About the EDGE-Gastric Study
The ongoing, multi-arm, multi-cohort global Phase 2 EDGE-Gastric trial (NCT05329766) is evaluating the safety and efficacy of various combinations of the Fc-silent anti-TIGIT antibody domvanalimab and the anti-PD-1 monoclonal antibody zimberelimab in patients with locally advanced unresectable or metastatic gastric (G), gastroesophageal junction (GEJ) or esophageal (E) adenocarcinoma. Patients in Arm A1, with previously untreated G/GEJ/E adenocarcinoma, received 1600 mg of domvanalimab intravenously (IV) every four weeks (Q4W) plus 480 mg of zimberelimab IV Q4W + FOLFOX (oxaliplatin 85 mg/m2 IV, leucovorin 400 mg/m2 IV, fluorouracil 400 mg/m2 IV bolus + 2400 mg/m2 continuous 46-48-hour IV infusion) every two weeks.
About Domvanalimab
Domvanalimab is the first and most clinically advanced Fc-silent investigational monoclonal antibody that is specifically designed with Fc-silent properties to block and bind to the T-cell immunoreceptor with Ig and ITIM domains (TIGIT), a checkpoint receptor on immune cells that acts as a brake on the anticancer immune response. By binding to TIGIT with Fc-silent properties, domvanalimab is believed to work by freeing up immune-activating pathways and activate immune cells to attack and kill cancer cells without depleting the peripheral regulatory T cells important in avoiding immune-related toxicity.
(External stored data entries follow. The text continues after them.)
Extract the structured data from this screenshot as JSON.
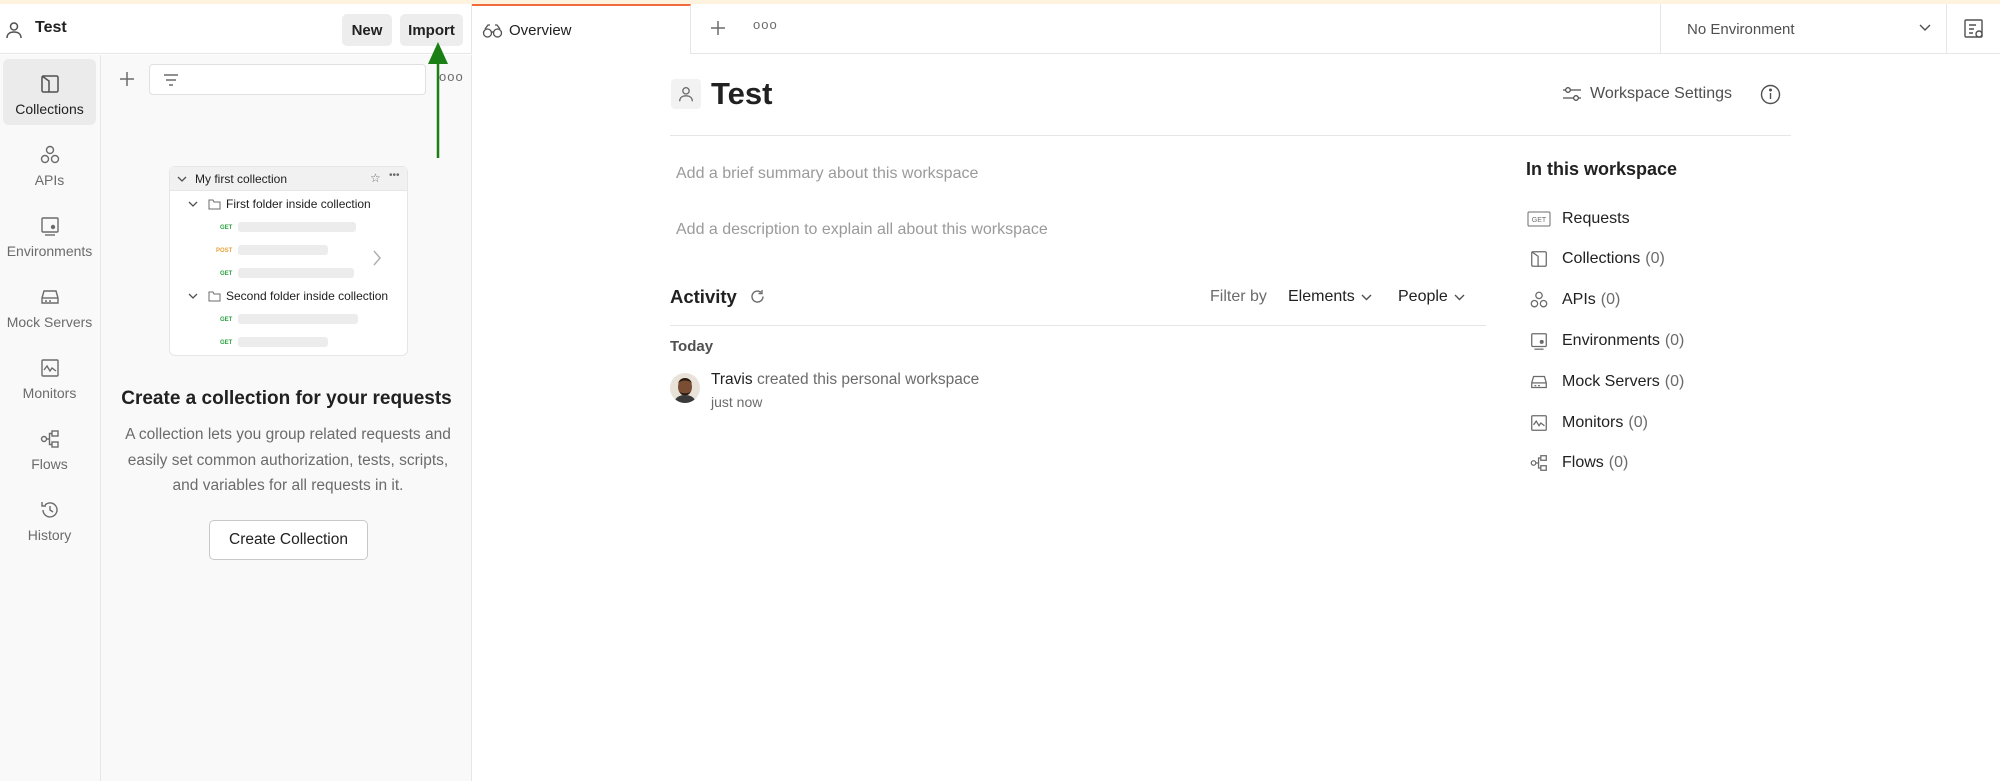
{
  "workspace": {
    "name": "Test"
  },
  "header": {
    "new_label": "New",
    "import_label": "Import"
  },
  "sidebar": {
    "items": [
      {
        "label": "Collections",
        "icon": "collections-icon",
        "active": true
      },
      {
        "label": "APIs",
        "icon": "apis-icon"
      },
      {
        "label": "Environments",
        "icon": "environments-icon"
      },
      {
        "label": "Mock Servers",
        "icon": "mock-servers-icon"
      },
      {
        "label": "Monitors",
        "icon": "monitors-icon"
      },
      {
        "label": "Flows",
        "icon": "flows-icon"
      },
      {
        "label": "History",
        "icon": "history-icon"
      }
    ]
  },
  "collections_pane": {
    "illustration": {
      "collection_name": "My first collection",
      "folder1": "First folder inside collection",
      "folder2": "Second folder inside collection",
      "methods": [
        "GET",
        "POST",
        "GET",
        "GET",
        "GET"
      ]
    },
    "empty_title": "Create a collection for your requests",
    "empty_desc": "A collection lets you group related requests and easily set common authorization, tests, scripts, and variables for all requests in it.",
    "create_button": "Create Collection"
  },
  "tabs": {
    "active_label": "Overview"
  },
  "environment": {
    "selected": "No Environment"
  },
  "overview": {
    "title": "Test",
    "settings_label": "Workspace Settings",
    "summary_placeholder": "Add a brief summary about this workspace",
    "description_placeholder": "Add a description to explain all about this workspace",
    "activity": {
      "title": "Activity",
      "filter_by": "Filter by",
      "elements_label": "Elements",
      "people_label": "People",
      "today_label": "Today",
      "entries": [
        {
          "user": "Travis",
          "action": "created this personal workspace",
          "time": "just now"
        }
      ]
    },
    "in_workspace": {
      "title": "In this workspace",
      "items": [
        {
          "label": "Requests",
          "count": ""
        },
        {
          "label": "Collections",
          "count": "(0)"
        },
        {
          "label": "APIs",
          "count": "(0)"
        },
        {
          "label": "Environments",
          "count": "(0)"
        },
        {
          "label": "Mock Servers",
          "count": "(0)"
        },
        {
          "label": "Monitors",
          "count": "(0)"
        },
        {
          "label": "Flows",
          "count": "(0)"
        }
      ]
    }
  },
  "colors": {
    "accent": "#f26b3a",
    "arrow": "#1a7f14"
  }
}
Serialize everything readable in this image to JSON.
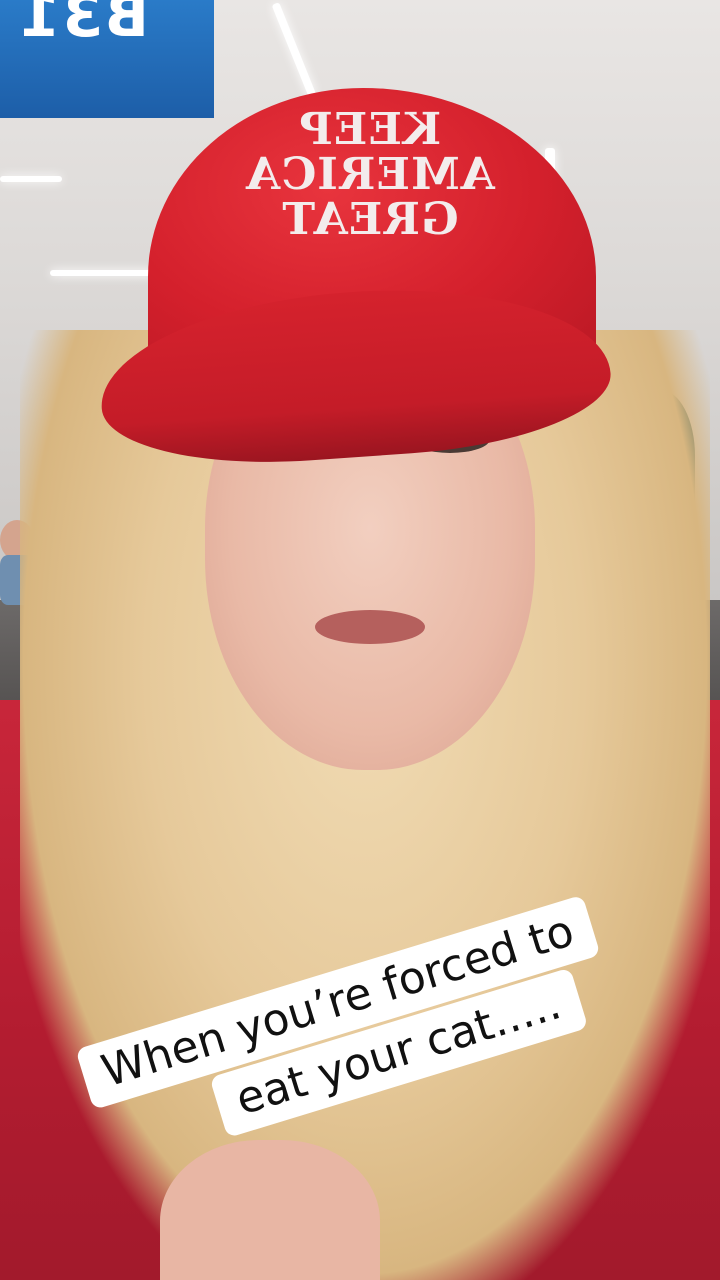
{
  "video": {
    "gate_sign_text": "B31",
    "hat_text_lines": [
      "KEEP",
      "AMERICA",
      "GREAT"
    ],
    "caption_lines": [
      "When you’re forced to",
      "eat your cat....."
    ]
  },
  "colors": {
    "hat_red": "#d4202c",
    "sign_blue": "#1d5ea8",
    "caption_bg": "#ffffff",
    "caption_text": "#111111"
  }
}
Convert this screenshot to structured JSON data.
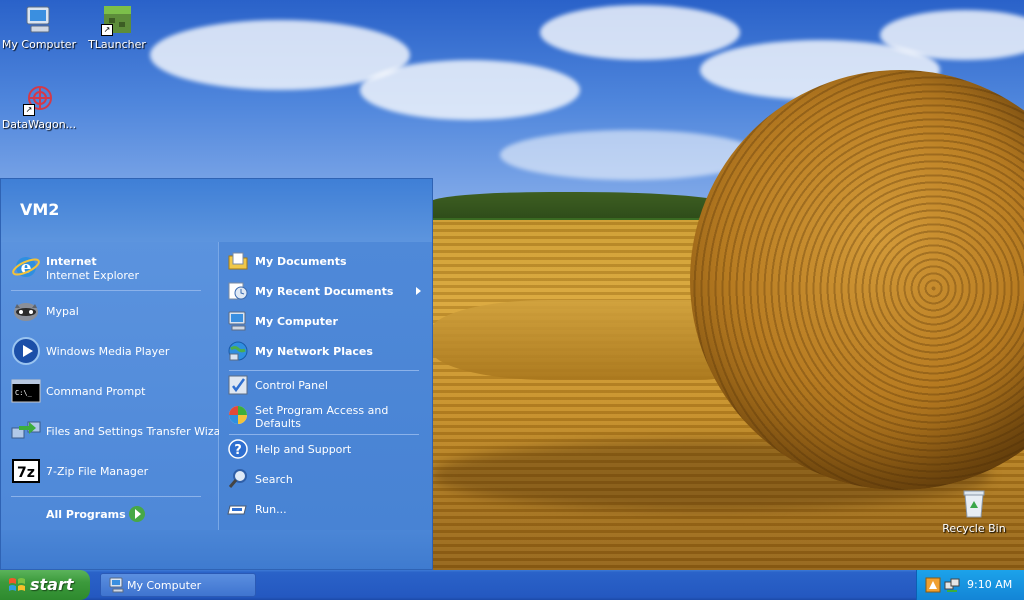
{
  "desktop": {
    "icons": [
      {
        "label": "My Computer",
        "icon": "my-computer-icon"
      },
      {
        "label": "TLauncher",
        "icon": "tlauncher-icon"
      },
      {
        "label": "DataWagon...",
        "icon": "datawagon-icon"
      },
      {
        "label": "Recycle Bin",
        "icon": "recycle-bin-icon"
      }
    ]
  },
  "start_menu": {
    "user_name": "VM2",
    "pinned": [
      {
        "title": "Internet",
        "subtitle": "Internet Explorer",
        "icon": "internet-explorer-icon"
      }
    ],
    "recent_programs": [
      {
        "label": "Mypal",
        "icon": "mypal-icon"
      },
      {
        "label": "Windows Media Player",
        "icon": "media-player-icon"
      },
      {
        "label": "Command Prompt",
        "icon": "command-prompt-icon"
      },
      {
        "label": "Files and Settings Transfer Wizard",
        "icon": "transfer-wizard-icon"
      },
      {
        "label": "7-Zip File Manager",
        "icon": "7zip-icon"
      }
    ],
    "all_programs_label": "All Programs",
    "places": [
      {
        "label": "My Documents",
        "icon": "my-documents-icon"
      },
      {
        "label": "My Recent Documents",
        "icon": "recent-documents-icon"
      },
      {
        "label": "My Computer",
        "icon": "my-computer-icon"
      },
      {
        "label": "My Network Places",
        "icon": "network-places-icon"
      }
    ],
    "settings": [
      {
        "label": "Control Panel",
        "icon": "control-panel-icon"
      },
      {
        "label": "Set Program Access and",
        "label2": "Defaults",
        "icon": "program-access-icon"
      }
    ],
    "tools": [
      {
        "label": "Help and Support",
        "icon": "help-icon"
      },
      {
        "label": "Search",
        "icon": "search-icon"
      },
      {
        "label": "Run...",
        "icon": "run-icon"
      }
    ]
  },
  "taskbar": {
    "start_label": "start",
    "tasks": [
      {
        "label": "My Computer",
        "icon": "my-computer-icon"
      }
    ],
    "clock": "9:10 AM"
  },
  "colors": {
    "start_menu_blue": "#4a84d4",
    "taskbar_blue": "#2458c0",
    "start_green": "#3c9a3c",
    "tray_blue": "#1385d6"
  }
}
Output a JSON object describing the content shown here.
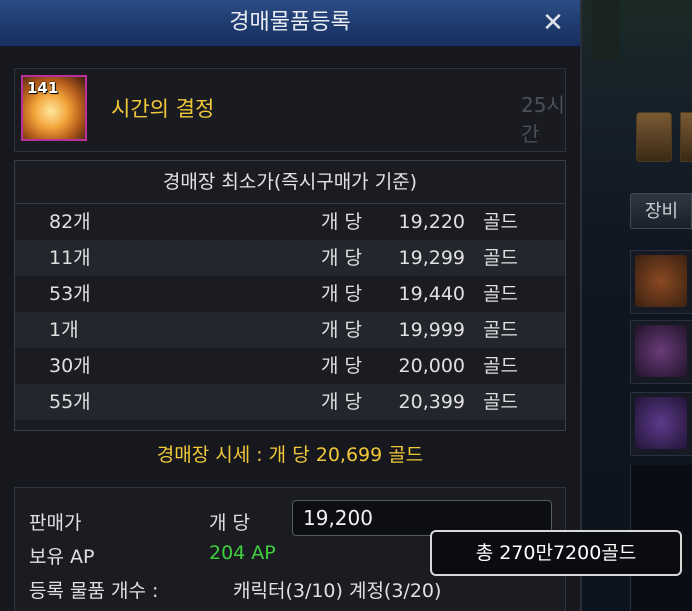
{
  "window": {
    "title": "경매물품등록",
    "close_glyph": "✕"
  },
  "item": {
    "name": "시간의 결정",
    "quantity_badge": "141",
    "duration": "25시간",
    "icon": "crystal-of-time-icon"
  },
  "price_table": {
    "header": "경매장 최소가(즉시구매가 기준)",
    "unit_label": "개 당",
    "currency": "골드",
    "rows": [
      {
        "count": "82개",
        "price": "19,220"
      },
      {
        "count": "11개",
        "price": "19,299"
      },
      {
        "count": "53개",
        "price": "19,440"
      },
      {
        "count": "1개",
        "price": "19,999"
      },
      {
        "count": "30개",
        "price": "20,000"
      },
      {
        "count": "55개",
        "price": "20,399"
      }
    ]
  },
  "market_price": "경매장 시세 : 개 당 20,699 골드",
  "sell": {
    "price_label": "판매가",
    "unit_label": "개 당",
    "price_value": "19,200",
    "ap_label": "보유 AP",
    "ap_value": "204 AP",
    "count_label": "등록 물품 개수 :",
    "count_value": "캐릭터(3/10) 계정(3/20)"
  },
  "tooltip": {
    "text": "총 270만7200골드"
  },
  "background": {
    "tab_label": "장비"
  },
  "colors": {
    "title_bar": "#1e3a6e",
    "gold_text": "#f0c83a",
    "ap_green": "#3fcf3f",
    "item_border": "#b7309c"
  }
}
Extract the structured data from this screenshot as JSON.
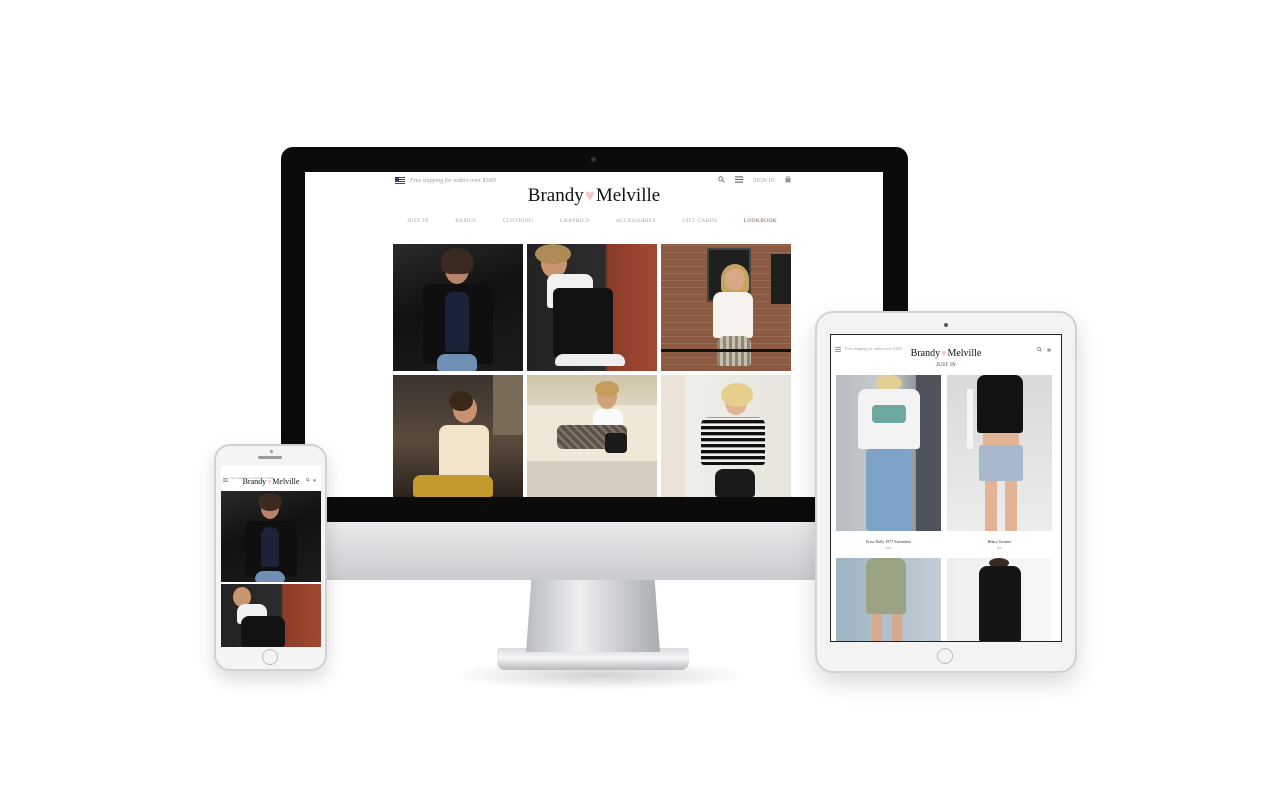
{
  "desktop": {
    "shipping_text": "Free shipping for orders over $100!",
    "brand_left": "Brandy",
    "brand_right": "Melville",
    "heart": "♥",
    "sign_in": "SIGN IN",
    "icons": [
      "search-icon",
      "menu-icon",
      "bag-icon"
    ],
    "nav": [
      {
        "label": "JUST IN"
      },
      {
        "label": "BASICS"
      },
      {
        "label": "CLOTHING"
      },
      {
        "label": "GRAPHICS"
      },
      {
        "label": "ACCESSORIES"
      },
      {
        "label": "GIFT CARDS"
      },
      {
        "label": "LOOKBOOK",
        "active": true
      }
    ]
  },
  "tablet": {
    "shipping_text": "Free shipping for orders over $100!",
    "brand_left": "Brandy",
    "brand_right": "Melville",
    "section_title": "JUST IN",
    "products": [
      {
        "name": "Erica Daily 1977 Sweatshirt",
        "price": "$36"
      },
      {
        "name": "Hilary Sweater",
        "price": "$32"
      }
    ]
  },
  "phone": {
    "shipping_text": "Free shipping for orders over $100!",
    "brand_left": "Brandy",
    "brand_right": "Melville"
  },
  "colors": {
    "heart": "#f6c6cc",
    "nav_text": "#a3a3a3",
    "nav_active": "#7a5a4e",
    "frame": "#0b0b0b"
  }
}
Combined inhibition of both TIGIT and programmed cell death protein-1 (PD-1) is believed to significantly enhance immune cell activation, as these checkpoint receptors play distinct, complementary roles in anti-tumor activity. Domvanalimab is being evaluated in combination with anti-PD-1 monoclonal antibodies, including zimberelimab, as well as other investigational cancer immunotherapies and A2a/A2b adenosine receptor antagonist etrumadenant, in multiple ongoing and planned early and late-stage clinical studies in various tumor types.
About Zimberelimab
Zimberelimab is an anti-programmed cell death protein-1 (PD-1) monoclonal antibody that binds PD-1, with the goal of restoring the antitumor activity of T cells. Zimberelimab has demonstrated high affinity, selectivity and potency in various tumor types.
Zimberelimab is being evaluated in the U.S. and globally as a foundational anti-PD-1 treatment option in multiple ongoing and planned early and late-stage clinical studies in combination with other immunotherapies, including investigational Fc-silent anti-TIGIT monoclonal antibody domvanalimab and A2a/A2b adenosine receptor antagonist etrumadenant.
Guangzhou Gloria Biosciences Co. Ltd., which holds commercialization rights for zimberelimab in greater China, has obtained approval for zimberelimab for the treatment of recurrent or metastatic cervical cancer and for relapsed or refractory classical Hodgkin’s lymphoma. Zimberelimab is not approved for any use in the U.S. or other regions outside of China. Gloria conducts its development and commercialization activities independent of Arcus and Gilead.